Suspectant que quelqu'un de Bir Hakeim essayait de s'échapper, les Allemands envoyèrent une douzaine de fusées éclairantes vertes et rouges et on se retrouva piégés sous un feu nourri dans le corridor parfaitement éclairé. Maintenant, des balles traçantes montaient au ciel, formant un arceau croisé devant nous. Avant qu’on puisse intervenir, une deuxième chenillette explosait dans une pluie d’étincelles et prenait feu, puis une troisième sauta tandis que les chauffeurs essayaient de se remettre dans le droit chemin.  Les légionnaires au début de la file se précipitèrent en direction des armes lourdes à quelques centaines de mètres devant eux, sacrifiant leurs vies pour nous, leurs camarades, tandis que nous essayions de reculer.  Mais plusieurs camions en rebroussant chemin et en tentant d'éviter les chenillettes détruites furent touchés en rejoignant le corridor.  Maintenant, ils brûlaient au beau milieu de la piste sûre, ce qui nous la rendait inaccessible et faisait de nous des cibles de choix.  Certains chauffeurs, perdant la tête, bondirent hors de leur véhicule et sautèrent sur nos propres mines antipersonnel.

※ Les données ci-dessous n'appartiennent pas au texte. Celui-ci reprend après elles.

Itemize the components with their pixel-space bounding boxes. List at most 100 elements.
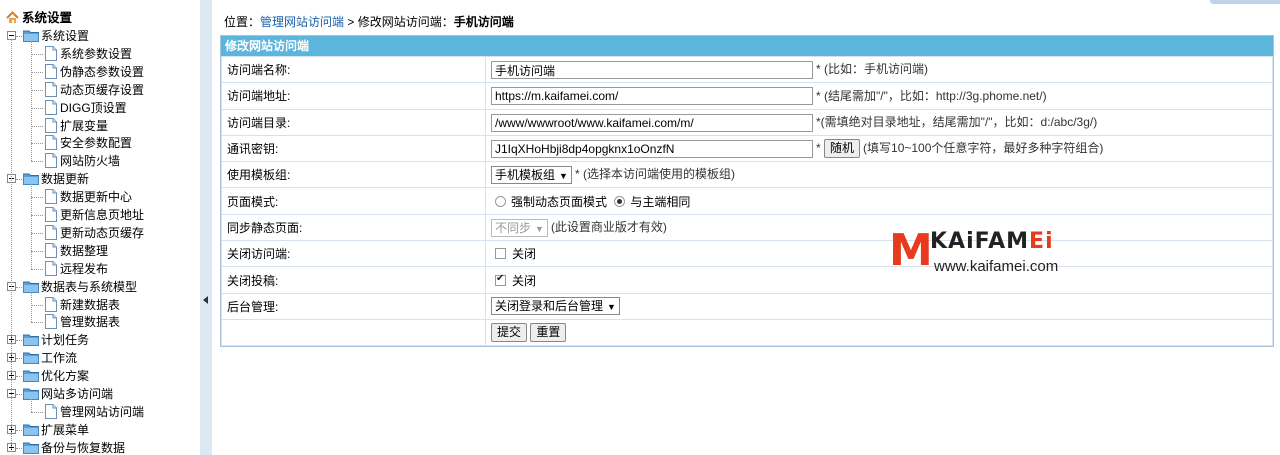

Les obus pleuvaient et de violentes explosions déchiraient la nuit, nous arrosant de métal brûlant.  Les canons allemands étaient pointés sur nous et tous les véhicules s'arrêtèrent, complètement perdus.  On ordonna aux blessés qui pouvaient marcher de sortir et d'avancer à pied, afin d'alléger le poids des véhicules qui se lançaient sur le champ de mines.  Cela avait commencé comme un plan d'évacuation raisonnablement pensé et se transformait en une fuite désordonnée.
Le visage du général exprimait une colère et une détresse insoutenables.  La tête passée par l'ouverture du toit, le visage illuminé par les flammes phosphorescentes, il se pencha vers moi, les sourcils froncés :
- Qu'est-ce que vous attendez?  Tournez le volant à droite et contournez cette voiture! hurla-t-il, m'indiquant le chemin en utilisant ses pieds.
Il aboyait des ordres à ses hommes pour qu'ils poursuivent leur course désespérée, et tentait vainement de regagner le contrôle d'une situation chaotique qui lui échappait rapidement.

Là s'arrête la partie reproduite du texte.